Gemäß § 24 Abs. 1 Wr. WettenG (insoweit hinsichtlich der Strafdrohung seit der Stammfassung unverändert) begeht eine Verwaltungsübertretung und ist - sofern die Tat nicht den Tatbestand einer in die Zuständigkeit der Gerichte fallenden strafbaren Handlung bildet - von der Behörde mit einer Geldstrafe bis 22.000 Euro und im Falle der Uneinbringlichkeit mit einer Ersatzfreiheitsstrafe bis zu 6 Wochen zu bestrafen, wer als Wettunternehmerin oder Wettunternehmer ein Wettterminal betreibt, welches den Bestimmungen des § 13 Wr. WettenG nicht entspricht (Z 6); bzw. wer als Wettunternehmerin oder Wettunternehmer die Verpflichtungen gemäß § 19 Abs. 1 bis 4 Wr. WettenG nicht einhält (Z 12; durch LGBl. für Wien Nr. 40/2018 entfiel der Verweis auf "Abs. 1 bis 4", sodass seit dem 7.7.2018 auf § 19 leg. cit. als Ganzes verwiesen wird).
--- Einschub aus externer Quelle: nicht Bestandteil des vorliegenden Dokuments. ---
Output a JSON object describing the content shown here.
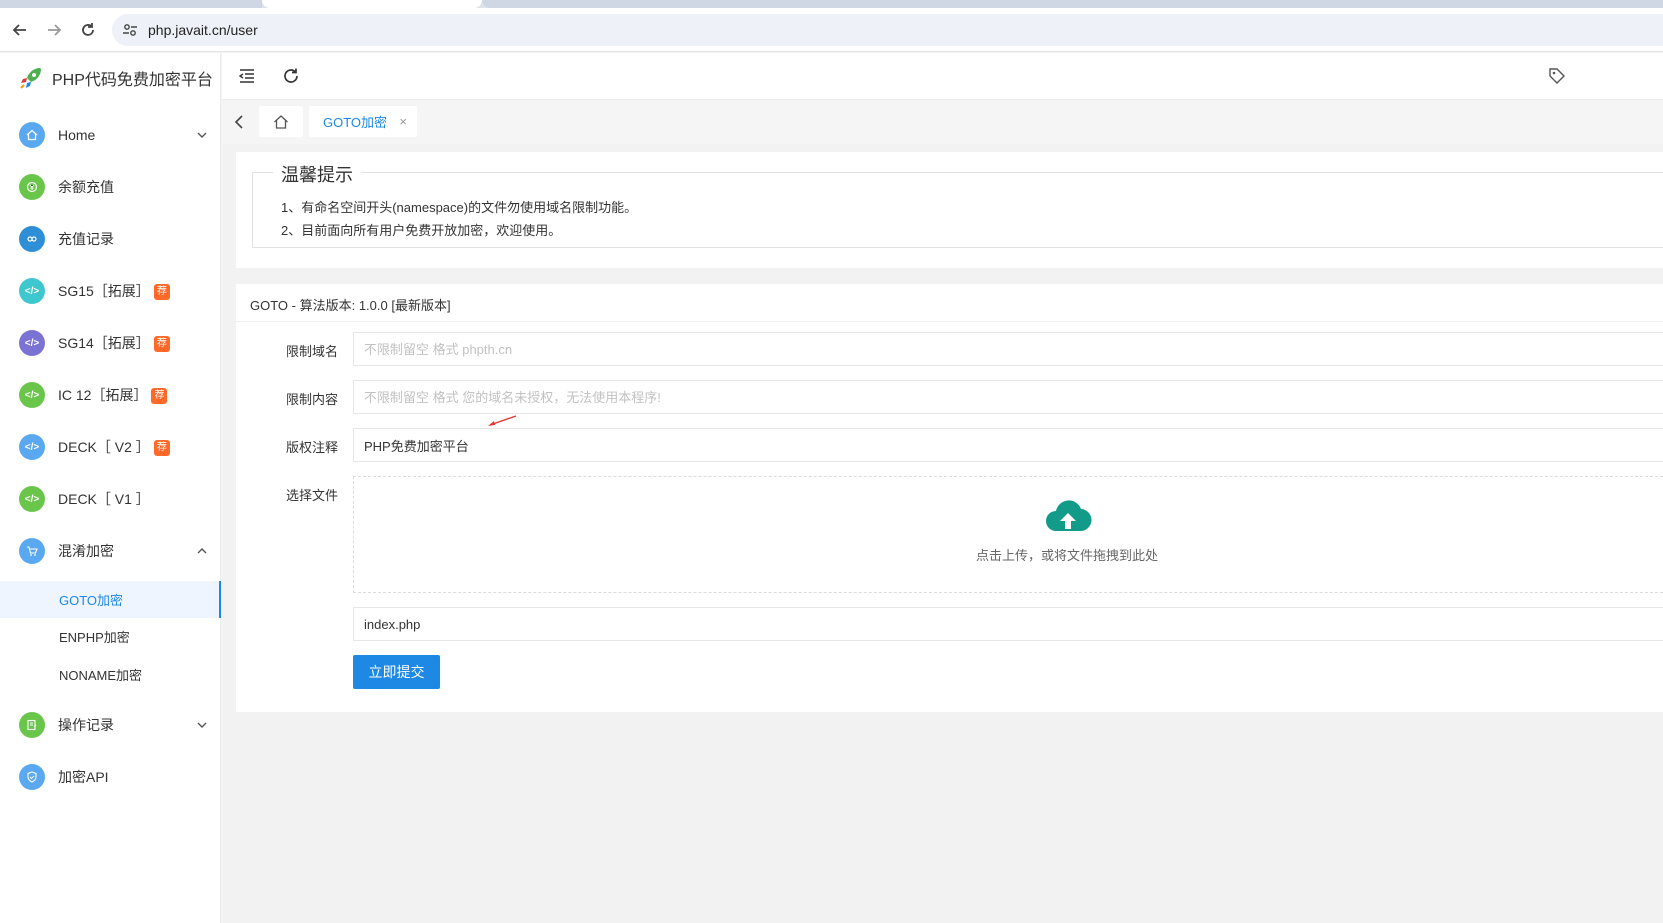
{
  "browser": {
    "url": "php.javait.cn/user"
  },
  "sidebar": {
    "logo_text": "PHP代码免费加密平台",
    "items": [
      {
        "label": "Home",
        "badge": "",
        "color": "#5aa9f0",
        "icon": "home-icon"
      },
      {
        "label": "余额充值",
        "badge": "",
        "color": "#6ac54b",
        "icon": "recharge-icon"
      },
      {
        "label": "充值记录",
        "badge": "",
        "color": "#2e8ed6",
        "icon": "record-icon"
      },
      {
        "label": "SG15［拓展］",
        "badge": "荐",
        "color": "#3fc7cf",
        "icon": "code-icon"
      },
      {
        "label": "SG14［拓展］",
        "badge": "荐",
        "color": "#7a73d4",
        "icon": "code-icon"
      },
      {
        "label": "IC 12［拓展］",
        "badge": "荐",
        "color": "#6ac54b",
        "icon": "code-icon"
      },
      {
        "label": "DECK［ V2 ］",
        "badge": "荐",
        "color": "#5aa9f0",
        "icon": "code-icon"
      },
      {
        "label": "DECK［ V1 ］",
        "badge": "",
        "color": "#6ac54b",
        "icon": "code-icon"
      },
      {
        "label": "混淆加密",
        "badge": "",
        "color": "#5aa9f0",
        "icon": "cart-icon"
      },
      {
        "label": "操作记录",
        "badge": "",
        "color": "#6ac54b",
        "icon": "edit-icon"
      },
      {
        "label": "加密API",
        "badge": "",
        "color": "#5aa9f0",
        "icon": "shield-icon"
      }
    ],
    "sub_items": [
      {
        "label": "GOTO加密"
      },
      {
        "label": "ENPHP加密"
      },
      {
        "label": "NONAME加密"
      }
    ]
  },
  "tabbar": {
    "active_tab": "GOTO加密",
    "close": "×"
  },
  "notice": {
    "title": "温馨提示",
    "lines": [
      "1、有命名空间开头(namespace)的文件勿使用域名限制功能。",
      "2、目前面向所有用户免费开放加密，欢迎使用。"
    ]
  },
  "form": {
    "title": "GOTO - 算法版本: 1.0.0 [最新版本]",
    "domain_label": "限制域名",
    "domain_placeholder": "不限制留空 格式 phpth.cn",
    "content_label": "限制内容",
    "content_placeholder": "不限制留空 格式 您的域名未授权，无法使用本程序!",
    "copyright_label": "版权注释",
    "copyright_value": "PHP免费加密平台",
    "file_label": "选择文件",
    "upload_text": "点击上传，或将文件拖拽到此处",
    "file_value": "index.php",
    "submit_label": "立即提交"
  },
  "colors": {
    "accent": "#1e88e5",
    "upload_icon": "#139b8a",
    "badge": "#ff6a2b"
  }
}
III.2. Rechtliche Vorbemerkungen zur Bescheiderlassung
Zunächst ist voranzustellen, dass das angefochtene Straferkenntnis den (im Verfahren ausgewiesenen) anwaltlichen Vertretern der beschwerdeführenden GmbH unbestritten in einer amtssignierten Ausfertigung (am 4.6.2018) zugestellt worden und ihnen daher tatsächlich zugegangen ist (insoweit die Ausfertigung in Vertretung des Beschwerdeführers). Nach § 9 Abs. 3 zweiter Satz ZustG kommt es dabei zur Heilung des Zustellvorgangs wegen der fehlenden Nennung des (formellen) Zustellempfängers in der Zustellverfügung betreffend die beschwerdeführende GmbH, ohne dass es dann auf die Anzahl der tatsächlich erhaltenen Ausfertigungen (etwa abhängig von den insgesamt vertretenen Parteien) beim Vertreter ankommt (Bumberger/Schmid, ZustG, Praxiskommentar zum Zustellgesetz (2018), ZustG § 9 E95 ff sowie E107 ff sowie E111).
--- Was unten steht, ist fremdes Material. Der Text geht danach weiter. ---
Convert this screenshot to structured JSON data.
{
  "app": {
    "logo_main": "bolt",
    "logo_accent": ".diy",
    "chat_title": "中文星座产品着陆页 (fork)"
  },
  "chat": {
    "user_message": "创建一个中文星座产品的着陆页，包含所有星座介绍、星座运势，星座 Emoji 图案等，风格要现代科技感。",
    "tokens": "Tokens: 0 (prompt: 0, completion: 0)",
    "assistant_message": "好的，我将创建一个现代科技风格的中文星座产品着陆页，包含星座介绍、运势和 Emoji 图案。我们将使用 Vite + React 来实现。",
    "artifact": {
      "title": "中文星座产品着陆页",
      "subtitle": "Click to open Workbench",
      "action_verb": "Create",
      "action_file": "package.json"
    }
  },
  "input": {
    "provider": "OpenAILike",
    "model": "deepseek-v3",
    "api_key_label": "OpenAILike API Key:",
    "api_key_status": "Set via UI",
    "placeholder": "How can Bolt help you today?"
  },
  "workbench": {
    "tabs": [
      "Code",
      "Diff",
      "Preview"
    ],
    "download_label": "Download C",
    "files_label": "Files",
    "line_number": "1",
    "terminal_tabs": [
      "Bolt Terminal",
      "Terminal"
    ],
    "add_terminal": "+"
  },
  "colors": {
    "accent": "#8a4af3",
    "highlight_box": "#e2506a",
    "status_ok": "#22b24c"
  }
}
III.3. Rechtliche Vorbemerkungen zu den Übergangsbestimmungen
Gemäß § 27 Abs. 1 zweiter Satz Wr. WettenG gelten Berechtigungen nach (zusammengefasst bestimmten) früheren gesetzlichen Bestimmungen als Bewilligungen im Sinne des Wr. WettenG. Eine sechsmonatige (Abs. 2 und 3 leg. cit.) und eine einjährige (Abs. 4 leg. cit.) Übergangsfrist gewährt einen Zeitraum für die Umsetzung bestimmter Verpflichtungen bei der zulässigen weiteren Ausübung der wettunternehmerischen Tätigkeit längstens bis zum Ablauf des 31.12.2020. Ausgehend von der längeren Frist sind "spätestens innerhalb von einem Jahr nach Inkrafttreten" des Wr. WettenG sämtliche Bestimmungen des Wr. WettenG auf alle (früheren Berechtigungen und neuen) Bewilligungen anzuwenden, gerechnet ab dem Zeitpunkt des Inkrafttretens des Wr. WettenG am 14.5.2016 spätestens während der Öffnungszeiten am 14.5.2017 (arg. "innerhalb") als letzten Tag der Jahresfrist. Im hier angelasteten Tatzeitpunkt am 4.7.2017 war das Wr. WettenG auf die Tätigkeit der beschwerdeführenden GmbH daher vollständig anwendbar, und zwar insbesondere auch § 19 Wr. WettenG (in der damals in Kraft stehenden Stammfassung). Der Gesetzeswortlaut ist insoweit völlig unmissverständlich, sodass es schon deshalb auf die - im Übrigen keinen anderen Regelungsinhalt oder -zweck nahelegenden - Gesetzeserläuterungen gar nicht ankommt.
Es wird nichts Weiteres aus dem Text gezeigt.